We had to start looking urgently for a third biography. I could have kicked myself for not doing it straightaway after Favieros’s suicide. I’d been blinded by my certainty that Logaras was Favieros and that the biography was an autobiography. Now that I’d come unstuck, I would have to get my finger out to prevent the worst. I told Koula to get me a list of Greek publishers. After about half an hour, she managed to get hold of one from the Book Publishers Association. She phoned them all, one by one, but didn’t come up with a third biography. That was good news, in part, because it meant that there wasn’t any third suicide candidate, at least for the time being. Of course, one might be sent to any publisher at any time, so we had asked all of them to inform us immediately if they received anything written by a Minas Logaras. Not that I expected this would lead us anywhere. Whoever was hiding behind the pseudonym Minas Logaras didn’t have his eyes shut. He would no doubt have foreseen that we would take measures after the second biography and would be in no hurry to send a third.
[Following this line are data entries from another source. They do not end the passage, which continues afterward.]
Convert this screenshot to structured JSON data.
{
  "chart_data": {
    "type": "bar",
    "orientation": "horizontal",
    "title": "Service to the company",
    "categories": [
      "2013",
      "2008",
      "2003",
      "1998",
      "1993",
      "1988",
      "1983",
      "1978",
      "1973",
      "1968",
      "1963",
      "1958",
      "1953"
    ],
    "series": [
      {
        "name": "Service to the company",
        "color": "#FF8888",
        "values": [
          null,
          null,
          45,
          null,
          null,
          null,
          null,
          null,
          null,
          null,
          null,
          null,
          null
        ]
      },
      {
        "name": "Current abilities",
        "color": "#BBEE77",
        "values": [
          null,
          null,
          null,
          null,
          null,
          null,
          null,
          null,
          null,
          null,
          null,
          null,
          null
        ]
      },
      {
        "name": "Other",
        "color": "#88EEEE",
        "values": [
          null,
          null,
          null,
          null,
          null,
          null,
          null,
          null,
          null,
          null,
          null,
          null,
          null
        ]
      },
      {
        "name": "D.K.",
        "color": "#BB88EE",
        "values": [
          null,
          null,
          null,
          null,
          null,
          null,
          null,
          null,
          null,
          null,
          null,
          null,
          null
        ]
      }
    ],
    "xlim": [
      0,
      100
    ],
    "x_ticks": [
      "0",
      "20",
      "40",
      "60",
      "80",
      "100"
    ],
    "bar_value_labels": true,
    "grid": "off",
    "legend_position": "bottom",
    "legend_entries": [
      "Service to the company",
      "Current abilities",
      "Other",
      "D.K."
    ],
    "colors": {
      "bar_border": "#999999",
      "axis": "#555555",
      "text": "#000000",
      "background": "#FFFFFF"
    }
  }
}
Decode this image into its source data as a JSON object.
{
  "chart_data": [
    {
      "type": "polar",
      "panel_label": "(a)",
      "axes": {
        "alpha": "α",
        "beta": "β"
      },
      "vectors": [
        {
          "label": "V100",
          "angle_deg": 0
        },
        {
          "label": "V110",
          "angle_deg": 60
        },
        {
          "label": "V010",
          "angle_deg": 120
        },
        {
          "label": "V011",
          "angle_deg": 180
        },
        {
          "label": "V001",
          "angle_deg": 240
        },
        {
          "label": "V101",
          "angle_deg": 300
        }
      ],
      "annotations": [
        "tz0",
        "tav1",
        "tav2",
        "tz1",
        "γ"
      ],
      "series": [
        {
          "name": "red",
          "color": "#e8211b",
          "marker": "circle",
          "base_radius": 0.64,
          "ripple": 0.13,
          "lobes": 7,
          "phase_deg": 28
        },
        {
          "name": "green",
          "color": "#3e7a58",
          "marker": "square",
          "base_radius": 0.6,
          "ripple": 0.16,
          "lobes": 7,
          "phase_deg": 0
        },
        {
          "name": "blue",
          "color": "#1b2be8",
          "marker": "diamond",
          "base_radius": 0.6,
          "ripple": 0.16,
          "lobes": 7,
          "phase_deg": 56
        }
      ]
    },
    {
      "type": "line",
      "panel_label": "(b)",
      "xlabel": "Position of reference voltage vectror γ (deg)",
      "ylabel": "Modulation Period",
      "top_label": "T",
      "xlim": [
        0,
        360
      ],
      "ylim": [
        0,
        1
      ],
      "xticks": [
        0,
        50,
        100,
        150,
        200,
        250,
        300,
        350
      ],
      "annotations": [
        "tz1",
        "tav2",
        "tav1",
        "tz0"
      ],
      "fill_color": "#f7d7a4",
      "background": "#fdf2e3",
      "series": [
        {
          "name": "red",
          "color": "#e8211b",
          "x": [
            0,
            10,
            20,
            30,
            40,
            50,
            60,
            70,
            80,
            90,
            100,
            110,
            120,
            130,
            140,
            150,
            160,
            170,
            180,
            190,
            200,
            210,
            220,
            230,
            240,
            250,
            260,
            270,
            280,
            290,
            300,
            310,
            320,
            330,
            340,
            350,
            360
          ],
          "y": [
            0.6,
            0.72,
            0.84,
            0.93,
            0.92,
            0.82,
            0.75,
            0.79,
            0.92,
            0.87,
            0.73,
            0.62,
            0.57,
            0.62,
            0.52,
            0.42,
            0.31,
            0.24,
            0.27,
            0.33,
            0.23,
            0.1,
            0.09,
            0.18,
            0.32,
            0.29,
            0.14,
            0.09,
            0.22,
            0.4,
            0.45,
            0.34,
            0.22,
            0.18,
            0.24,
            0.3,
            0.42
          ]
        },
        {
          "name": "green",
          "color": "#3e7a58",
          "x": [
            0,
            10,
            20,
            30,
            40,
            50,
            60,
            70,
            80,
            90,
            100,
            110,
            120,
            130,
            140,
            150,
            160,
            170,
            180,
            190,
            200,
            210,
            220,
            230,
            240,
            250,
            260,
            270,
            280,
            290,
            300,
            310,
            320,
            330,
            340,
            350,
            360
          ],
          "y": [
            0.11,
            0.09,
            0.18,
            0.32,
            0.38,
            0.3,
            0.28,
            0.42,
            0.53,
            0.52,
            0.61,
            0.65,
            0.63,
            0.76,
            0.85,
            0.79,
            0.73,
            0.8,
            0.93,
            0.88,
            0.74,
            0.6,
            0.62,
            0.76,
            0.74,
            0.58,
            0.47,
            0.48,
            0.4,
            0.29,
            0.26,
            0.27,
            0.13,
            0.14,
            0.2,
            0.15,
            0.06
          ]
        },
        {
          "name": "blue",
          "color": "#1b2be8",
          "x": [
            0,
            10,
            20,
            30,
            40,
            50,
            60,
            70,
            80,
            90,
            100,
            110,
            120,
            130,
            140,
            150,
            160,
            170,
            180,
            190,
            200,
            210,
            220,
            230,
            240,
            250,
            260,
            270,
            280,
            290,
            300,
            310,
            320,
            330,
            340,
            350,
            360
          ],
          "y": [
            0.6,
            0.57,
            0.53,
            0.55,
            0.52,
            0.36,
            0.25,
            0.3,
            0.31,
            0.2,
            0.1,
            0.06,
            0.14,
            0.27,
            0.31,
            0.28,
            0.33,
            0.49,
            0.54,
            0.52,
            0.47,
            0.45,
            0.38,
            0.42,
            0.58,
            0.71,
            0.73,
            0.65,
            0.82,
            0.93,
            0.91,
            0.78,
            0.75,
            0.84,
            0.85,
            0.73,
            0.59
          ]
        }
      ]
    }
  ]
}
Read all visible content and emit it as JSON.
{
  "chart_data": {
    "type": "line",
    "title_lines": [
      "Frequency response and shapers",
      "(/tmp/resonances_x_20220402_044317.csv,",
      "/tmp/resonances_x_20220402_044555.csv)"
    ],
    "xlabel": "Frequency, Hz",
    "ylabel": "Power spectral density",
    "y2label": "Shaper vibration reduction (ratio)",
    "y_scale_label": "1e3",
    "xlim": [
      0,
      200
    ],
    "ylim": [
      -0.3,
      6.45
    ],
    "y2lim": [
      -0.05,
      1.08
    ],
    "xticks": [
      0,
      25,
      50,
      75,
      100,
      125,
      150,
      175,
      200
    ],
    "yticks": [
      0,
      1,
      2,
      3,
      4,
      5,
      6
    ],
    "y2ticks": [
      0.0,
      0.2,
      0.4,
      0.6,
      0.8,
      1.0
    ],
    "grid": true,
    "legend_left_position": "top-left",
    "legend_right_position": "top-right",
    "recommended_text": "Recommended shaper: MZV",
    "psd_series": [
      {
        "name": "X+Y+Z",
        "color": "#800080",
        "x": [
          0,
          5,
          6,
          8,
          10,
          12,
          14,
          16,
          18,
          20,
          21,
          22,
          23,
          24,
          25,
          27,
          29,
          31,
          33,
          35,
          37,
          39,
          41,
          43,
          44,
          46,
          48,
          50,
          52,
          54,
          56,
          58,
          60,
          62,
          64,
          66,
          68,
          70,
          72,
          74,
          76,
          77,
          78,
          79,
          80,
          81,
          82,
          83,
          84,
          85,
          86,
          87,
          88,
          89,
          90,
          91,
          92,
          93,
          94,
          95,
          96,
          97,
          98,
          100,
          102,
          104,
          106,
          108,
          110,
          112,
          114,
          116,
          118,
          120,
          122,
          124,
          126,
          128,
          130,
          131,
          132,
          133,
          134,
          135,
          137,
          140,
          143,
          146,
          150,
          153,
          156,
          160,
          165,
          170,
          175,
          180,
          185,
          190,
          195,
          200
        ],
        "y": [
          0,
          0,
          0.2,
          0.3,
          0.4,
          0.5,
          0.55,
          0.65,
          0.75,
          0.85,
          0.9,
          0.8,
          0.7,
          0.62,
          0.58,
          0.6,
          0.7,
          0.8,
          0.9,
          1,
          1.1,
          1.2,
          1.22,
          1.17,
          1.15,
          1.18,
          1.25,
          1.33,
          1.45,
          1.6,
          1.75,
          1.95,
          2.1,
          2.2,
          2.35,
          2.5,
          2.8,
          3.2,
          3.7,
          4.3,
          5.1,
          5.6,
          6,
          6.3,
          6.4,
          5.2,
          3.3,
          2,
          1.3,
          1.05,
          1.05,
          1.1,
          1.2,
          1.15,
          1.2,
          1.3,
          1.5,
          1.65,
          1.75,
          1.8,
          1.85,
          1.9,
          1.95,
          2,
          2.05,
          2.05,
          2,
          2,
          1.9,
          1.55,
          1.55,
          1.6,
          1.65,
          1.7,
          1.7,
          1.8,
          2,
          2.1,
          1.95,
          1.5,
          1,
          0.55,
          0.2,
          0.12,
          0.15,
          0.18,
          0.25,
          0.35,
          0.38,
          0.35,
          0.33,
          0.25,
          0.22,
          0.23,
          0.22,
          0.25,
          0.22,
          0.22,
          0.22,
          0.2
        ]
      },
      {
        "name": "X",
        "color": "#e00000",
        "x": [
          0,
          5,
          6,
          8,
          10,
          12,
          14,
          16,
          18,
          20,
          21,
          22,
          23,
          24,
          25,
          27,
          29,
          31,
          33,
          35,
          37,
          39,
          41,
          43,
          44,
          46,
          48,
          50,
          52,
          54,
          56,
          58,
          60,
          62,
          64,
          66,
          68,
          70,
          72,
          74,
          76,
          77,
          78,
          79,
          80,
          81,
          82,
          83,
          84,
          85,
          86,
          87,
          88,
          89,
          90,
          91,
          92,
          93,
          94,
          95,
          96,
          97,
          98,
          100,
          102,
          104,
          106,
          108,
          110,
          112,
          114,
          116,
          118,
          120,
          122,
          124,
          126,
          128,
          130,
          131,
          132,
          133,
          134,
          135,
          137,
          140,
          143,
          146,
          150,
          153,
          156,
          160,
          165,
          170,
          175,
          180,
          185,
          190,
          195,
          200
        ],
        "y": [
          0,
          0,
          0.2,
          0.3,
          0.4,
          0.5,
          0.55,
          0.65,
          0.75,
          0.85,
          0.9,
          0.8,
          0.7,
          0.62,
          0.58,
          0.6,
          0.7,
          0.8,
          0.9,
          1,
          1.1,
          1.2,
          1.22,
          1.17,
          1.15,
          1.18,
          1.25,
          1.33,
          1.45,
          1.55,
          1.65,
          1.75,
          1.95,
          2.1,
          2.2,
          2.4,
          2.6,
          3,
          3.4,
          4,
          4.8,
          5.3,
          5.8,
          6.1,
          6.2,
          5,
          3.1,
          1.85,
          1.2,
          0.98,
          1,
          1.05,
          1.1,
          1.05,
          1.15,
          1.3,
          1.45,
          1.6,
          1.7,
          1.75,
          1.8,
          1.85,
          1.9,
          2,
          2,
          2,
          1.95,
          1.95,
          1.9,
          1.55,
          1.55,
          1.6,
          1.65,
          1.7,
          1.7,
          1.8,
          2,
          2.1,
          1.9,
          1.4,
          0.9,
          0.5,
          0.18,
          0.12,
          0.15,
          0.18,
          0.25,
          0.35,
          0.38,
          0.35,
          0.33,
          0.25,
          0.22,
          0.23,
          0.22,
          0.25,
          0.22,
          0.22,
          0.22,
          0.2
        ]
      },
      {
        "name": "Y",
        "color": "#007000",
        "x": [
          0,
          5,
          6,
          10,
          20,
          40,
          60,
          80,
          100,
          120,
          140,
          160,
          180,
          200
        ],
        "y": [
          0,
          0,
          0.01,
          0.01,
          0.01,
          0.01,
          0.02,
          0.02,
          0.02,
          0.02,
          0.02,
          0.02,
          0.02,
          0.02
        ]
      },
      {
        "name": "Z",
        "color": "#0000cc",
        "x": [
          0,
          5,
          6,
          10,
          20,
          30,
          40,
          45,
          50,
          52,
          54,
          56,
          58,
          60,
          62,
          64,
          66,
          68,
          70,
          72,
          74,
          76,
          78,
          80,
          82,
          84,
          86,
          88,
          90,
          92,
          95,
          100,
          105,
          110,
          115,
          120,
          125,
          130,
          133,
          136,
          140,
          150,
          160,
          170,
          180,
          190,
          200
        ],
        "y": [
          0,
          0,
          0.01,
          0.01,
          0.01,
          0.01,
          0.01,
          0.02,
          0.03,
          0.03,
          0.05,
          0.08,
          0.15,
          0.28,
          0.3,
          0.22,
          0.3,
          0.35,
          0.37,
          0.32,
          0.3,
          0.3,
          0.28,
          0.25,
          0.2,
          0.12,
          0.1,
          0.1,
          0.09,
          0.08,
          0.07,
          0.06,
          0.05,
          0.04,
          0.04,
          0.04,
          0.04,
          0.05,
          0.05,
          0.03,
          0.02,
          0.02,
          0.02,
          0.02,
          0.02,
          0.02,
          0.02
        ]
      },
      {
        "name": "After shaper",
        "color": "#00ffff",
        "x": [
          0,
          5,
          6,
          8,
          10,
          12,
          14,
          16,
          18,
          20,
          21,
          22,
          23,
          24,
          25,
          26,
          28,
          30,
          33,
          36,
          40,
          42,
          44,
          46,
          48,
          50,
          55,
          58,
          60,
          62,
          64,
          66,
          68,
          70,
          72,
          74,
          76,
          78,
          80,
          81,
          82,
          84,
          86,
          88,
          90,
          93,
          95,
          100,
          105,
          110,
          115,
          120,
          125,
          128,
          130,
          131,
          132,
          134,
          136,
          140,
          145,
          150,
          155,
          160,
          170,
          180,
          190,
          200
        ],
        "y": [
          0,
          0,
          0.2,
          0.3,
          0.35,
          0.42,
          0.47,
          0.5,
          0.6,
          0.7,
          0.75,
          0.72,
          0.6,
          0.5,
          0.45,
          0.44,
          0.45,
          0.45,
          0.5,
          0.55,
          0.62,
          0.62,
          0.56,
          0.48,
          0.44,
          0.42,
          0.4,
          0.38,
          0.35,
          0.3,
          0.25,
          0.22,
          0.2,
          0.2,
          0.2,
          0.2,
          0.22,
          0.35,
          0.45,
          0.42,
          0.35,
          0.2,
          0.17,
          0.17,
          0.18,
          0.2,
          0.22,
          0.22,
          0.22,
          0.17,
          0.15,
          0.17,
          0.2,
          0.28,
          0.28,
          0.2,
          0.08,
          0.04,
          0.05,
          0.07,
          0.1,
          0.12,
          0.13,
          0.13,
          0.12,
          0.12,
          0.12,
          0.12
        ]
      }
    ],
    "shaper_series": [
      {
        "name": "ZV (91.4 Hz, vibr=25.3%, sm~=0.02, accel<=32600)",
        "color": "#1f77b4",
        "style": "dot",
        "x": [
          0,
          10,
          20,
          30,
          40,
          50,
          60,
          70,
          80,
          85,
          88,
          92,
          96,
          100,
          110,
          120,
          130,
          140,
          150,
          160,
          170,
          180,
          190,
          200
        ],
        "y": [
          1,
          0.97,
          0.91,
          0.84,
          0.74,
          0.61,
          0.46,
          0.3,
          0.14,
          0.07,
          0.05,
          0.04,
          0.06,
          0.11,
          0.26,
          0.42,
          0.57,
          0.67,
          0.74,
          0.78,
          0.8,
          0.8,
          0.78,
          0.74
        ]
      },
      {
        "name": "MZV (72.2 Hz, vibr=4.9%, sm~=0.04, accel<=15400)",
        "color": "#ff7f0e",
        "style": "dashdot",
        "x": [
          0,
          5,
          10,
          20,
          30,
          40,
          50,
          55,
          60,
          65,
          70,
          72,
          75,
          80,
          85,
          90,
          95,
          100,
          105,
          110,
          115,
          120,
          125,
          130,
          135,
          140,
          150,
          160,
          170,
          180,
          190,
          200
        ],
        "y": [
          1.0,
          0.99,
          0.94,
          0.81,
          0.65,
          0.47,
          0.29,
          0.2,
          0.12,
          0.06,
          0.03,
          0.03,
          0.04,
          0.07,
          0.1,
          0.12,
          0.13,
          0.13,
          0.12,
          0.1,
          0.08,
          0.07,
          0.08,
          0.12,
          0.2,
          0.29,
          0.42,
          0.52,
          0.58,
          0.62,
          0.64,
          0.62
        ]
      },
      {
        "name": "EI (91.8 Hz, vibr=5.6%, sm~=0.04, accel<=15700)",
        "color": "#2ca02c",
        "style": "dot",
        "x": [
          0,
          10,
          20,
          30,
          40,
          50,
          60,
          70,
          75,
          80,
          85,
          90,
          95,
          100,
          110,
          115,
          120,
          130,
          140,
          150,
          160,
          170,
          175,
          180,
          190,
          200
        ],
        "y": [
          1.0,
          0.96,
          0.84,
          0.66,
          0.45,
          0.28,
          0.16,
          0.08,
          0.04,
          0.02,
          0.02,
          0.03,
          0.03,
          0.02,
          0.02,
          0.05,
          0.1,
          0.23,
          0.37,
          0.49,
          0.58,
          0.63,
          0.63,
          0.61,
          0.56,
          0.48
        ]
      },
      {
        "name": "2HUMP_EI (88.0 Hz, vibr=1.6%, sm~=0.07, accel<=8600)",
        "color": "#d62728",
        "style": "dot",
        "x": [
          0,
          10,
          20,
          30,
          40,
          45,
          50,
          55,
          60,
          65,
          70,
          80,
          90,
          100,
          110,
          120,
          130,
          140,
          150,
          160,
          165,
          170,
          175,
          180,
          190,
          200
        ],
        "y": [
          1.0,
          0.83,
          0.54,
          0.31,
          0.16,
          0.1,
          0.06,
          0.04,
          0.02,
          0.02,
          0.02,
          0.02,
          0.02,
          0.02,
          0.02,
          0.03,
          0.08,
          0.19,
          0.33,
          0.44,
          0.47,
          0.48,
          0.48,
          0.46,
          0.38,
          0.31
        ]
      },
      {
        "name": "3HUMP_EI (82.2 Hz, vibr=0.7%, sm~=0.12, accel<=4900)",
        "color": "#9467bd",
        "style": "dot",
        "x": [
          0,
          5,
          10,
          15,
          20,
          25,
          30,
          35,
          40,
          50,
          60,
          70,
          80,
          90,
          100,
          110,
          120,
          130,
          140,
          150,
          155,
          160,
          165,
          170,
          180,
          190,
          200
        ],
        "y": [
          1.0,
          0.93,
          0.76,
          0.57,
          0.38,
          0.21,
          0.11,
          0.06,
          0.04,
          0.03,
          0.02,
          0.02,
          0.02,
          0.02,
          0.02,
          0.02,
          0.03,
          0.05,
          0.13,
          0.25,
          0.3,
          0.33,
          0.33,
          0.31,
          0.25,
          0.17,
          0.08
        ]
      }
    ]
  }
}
It was already turned five o’clock when I sat down in my armchair and opened the book, but I was immediately interrupted by Adriani.
‘Do you intend to read Stefanakos’s biography?’
‘Yes, and as you can see I’m starting early so you won’t be griping at me again about my staying up all night.’
‘Why don’t you read it in the park?’ she asked with a sugary smile. The sugar then melted into nostalgia. ‘We haven’t been for such a long time and it’s an opportunity today as it’s not so hot.’
Her idea wasn’t at all a bad one. On the one hand, I’d be doing what she wanted and, on the other, if I sat for eight hours in the armchair, I’d stiffen up. The walk there and back and the change of air would do me good.
I don’t know if anything else had changed in the park, but the cat was no longer in its regular spot. Nevertheless, I kept to our informal arrangement and sat on my usual bench. The park was deserted as always; the sun was piercing through the leafage; everything was just as we had left it, apart from the temperature, which was higher and with an increase in the humidity.